There are many transport apps such as GrabTaxi, Easy Taxi, Uber and others competing with each other in the region.
On competition, Chan Park, GM, Southeast Asia, Uber said, “I think that competition is good. Our goal is to bring a lot of value to the riders and drivers. We aim to provide riders with cheap, reliable and safe rides while drivers should make more money as a result of these platforms being more efficient.”
“If competitors can bring the same kind of value (that we do) then it will be better for both the consumers and drivers,” he added.
Regulatory challenges in Asia
The root of the problem lies in the fact that these new apps and technologies are simply growing too fast for most countries to keep up with, on the regulatory front. However, there are many regulatory challenges, fuelled by a strong taxi lobby that generates revenue for the government.
Cheryl Goh, Group Vice President of Marketing, GrabTaxi said, “We are doing a far better job at transportation than the traditional market. We are better than the competition and the government and we work harder than anybody else to ensure (the) safety of (our) passengers.”
“However, if we are operating in this space then it is extremely important for us to be always open for a constructive dialogue,” she added. In an attempt to stand out from competitors in the taxi app space and lure more drivers to its platform, GrabTaxi Singapore announced a new S$3.5 million (US$2.8 million) welfare fund for qualifying drivers that will offer medical, accident coverage and crisis support.
The Philippines has made technology-based ride-sharing services legal, providing a regulatory framework for them to operate in the country.
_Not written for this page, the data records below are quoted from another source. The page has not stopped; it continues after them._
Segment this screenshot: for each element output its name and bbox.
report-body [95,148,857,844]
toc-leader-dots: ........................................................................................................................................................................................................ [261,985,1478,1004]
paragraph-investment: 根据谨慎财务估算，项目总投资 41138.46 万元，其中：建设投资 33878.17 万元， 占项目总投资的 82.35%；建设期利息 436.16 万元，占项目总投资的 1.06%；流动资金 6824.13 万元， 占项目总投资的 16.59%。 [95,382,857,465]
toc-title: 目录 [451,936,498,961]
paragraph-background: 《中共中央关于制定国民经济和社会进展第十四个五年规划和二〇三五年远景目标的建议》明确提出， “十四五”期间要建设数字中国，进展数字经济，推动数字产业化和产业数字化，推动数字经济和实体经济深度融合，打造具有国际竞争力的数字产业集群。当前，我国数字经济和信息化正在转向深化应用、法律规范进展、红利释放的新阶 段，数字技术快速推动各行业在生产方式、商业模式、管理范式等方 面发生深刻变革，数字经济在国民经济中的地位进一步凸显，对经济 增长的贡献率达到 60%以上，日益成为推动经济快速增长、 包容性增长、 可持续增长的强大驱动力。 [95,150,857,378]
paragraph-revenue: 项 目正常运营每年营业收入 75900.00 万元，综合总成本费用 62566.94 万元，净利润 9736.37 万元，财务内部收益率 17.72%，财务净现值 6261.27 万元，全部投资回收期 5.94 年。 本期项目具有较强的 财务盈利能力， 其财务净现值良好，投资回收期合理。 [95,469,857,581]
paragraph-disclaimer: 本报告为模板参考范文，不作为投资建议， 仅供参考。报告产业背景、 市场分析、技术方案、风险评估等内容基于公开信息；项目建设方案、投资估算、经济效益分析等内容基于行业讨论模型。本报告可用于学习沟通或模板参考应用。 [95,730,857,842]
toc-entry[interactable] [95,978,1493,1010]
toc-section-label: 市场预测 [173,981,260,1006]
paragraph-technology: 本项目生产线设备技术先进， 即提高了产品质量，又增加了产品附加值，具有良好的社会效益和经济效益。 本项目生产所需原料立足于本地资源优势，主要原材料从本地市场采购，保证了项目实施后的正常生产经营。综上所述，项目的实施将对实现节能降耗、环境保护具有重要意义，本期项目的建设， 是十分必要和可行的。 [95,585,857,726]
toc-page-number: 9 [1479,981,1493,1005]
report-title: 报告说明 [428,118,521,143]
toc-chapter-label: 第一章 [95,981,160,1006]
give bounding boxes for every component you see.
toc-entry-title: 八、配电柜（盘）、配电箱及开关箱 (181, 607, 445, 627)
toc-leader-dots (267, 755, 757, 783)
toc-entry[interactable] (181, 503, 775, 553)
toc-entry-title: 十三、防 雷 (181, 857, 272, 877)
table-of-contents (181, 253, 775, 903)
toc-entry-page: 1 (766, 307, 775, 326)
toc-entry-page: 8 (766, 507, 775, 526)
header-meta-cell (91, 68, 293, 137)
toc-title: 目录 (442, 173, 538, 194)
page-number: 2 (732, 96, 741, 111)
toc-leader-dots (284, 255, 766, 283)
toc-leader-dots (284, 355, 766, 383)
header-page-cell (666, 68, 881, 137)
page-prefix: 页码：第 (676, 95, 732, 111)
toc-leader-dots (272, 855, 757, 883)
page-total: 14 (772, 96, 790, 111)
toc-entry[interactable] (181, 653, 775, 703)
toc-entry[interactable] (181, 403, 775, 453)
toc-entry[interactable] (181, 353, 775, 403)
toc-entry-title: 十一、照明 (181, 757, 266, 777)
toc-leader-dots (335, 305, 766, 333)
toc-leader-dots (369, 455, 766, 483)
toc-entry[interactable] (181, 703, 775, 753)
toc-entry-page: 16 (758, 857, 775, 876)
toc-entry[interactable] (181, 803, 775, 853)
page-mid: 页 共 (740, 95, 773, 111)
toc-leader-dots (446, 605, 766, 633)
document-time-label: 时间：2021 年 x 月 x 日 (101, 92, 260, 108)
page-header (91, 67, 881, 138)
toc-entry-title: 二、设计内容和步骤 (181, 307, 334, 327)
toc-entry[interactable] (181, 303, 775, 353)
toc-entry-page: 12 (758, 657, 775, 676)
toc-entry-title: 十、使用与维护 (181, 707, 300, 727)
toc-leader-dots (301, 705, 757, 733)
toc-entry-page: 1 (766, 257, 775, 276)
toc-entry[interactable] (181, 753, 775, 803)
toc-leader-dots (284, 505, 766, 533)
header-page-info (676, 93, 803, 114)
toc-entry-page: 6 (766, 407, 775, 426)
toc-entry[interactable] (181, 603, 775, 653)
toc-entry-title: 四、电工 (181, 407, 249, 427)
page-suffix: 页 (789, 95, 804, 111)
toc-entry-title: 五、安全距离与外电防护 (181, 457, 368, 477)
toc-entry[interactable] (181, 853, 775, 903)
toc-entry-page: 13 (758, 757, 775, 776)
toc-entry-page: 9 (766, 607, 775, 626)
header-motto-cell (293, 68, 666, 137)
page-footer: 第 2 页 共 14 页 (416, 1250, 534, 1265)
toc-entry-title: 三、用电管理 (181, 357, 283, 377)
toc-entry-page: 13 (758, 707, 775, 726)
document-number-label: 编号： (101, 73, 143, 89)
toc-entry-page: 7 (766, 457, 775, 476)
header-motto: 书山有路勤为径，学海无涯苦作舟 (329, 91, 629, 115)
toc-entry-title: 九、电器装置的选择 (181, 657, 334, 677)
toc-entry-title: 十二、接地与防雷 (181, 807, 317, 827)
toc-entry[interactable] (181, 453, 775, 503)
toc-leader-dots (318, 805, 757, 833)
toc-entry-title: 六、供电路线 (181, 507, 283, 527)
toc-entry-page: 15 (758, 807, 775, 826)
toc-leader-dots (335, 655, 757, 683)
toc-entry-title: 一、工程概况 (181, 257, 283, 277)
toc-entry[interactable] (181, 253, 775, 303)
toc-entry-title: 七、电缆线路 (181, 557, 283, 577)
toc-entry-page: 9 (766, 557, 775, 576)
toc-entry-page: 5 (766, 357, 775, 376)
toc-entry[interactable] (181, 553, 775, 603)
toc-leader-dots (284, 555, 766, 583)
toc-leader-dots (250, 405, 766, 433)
Goh welcomed the move and considers it a big step forward for public transportation.
Park felt that it is an indicator that conversations are changing, with everybody realising the value of the services offered by transportation apps. “Productive dialogues with various players can make it work,” he said.
Lam stated that China is a very different and interesting market. However, he admitted that there is a lot of competition with many copy-cats of the same business model, which can be challenging at times.
Next big thing in the sharing economy
Goh shared that GrabTaxi is utilising the network to have more transportation options.
Uber is testing out its food delivery service in Indonesia during the holy month of Ramadan in an effort to gain users. Park believed that it is crucial to localise solutions as per the market.
He opined that ride-sharing is certainly the next big thing. According to him, the government has been evangelising car-pooling for decades to reduce wastage. But with the advent of technology, it has become convenient to connect with people who share similar destinations.
Uber is also trying this experiment with ride-sharing in San Francisco and other cities and Park shared that the company is planning to introduce ride-sharing in Asia also, where people can split the fare with someone travelling to the same location.
Valuations of ride-sharing apps
Experts concluded that with the rise in the number of smartphones and increasing penetration of Internet, ride-sharing apps have the future to dominate the usage of mobile apps. Growth rates are unprecedented, hence billion-dollar valuations are completely justified.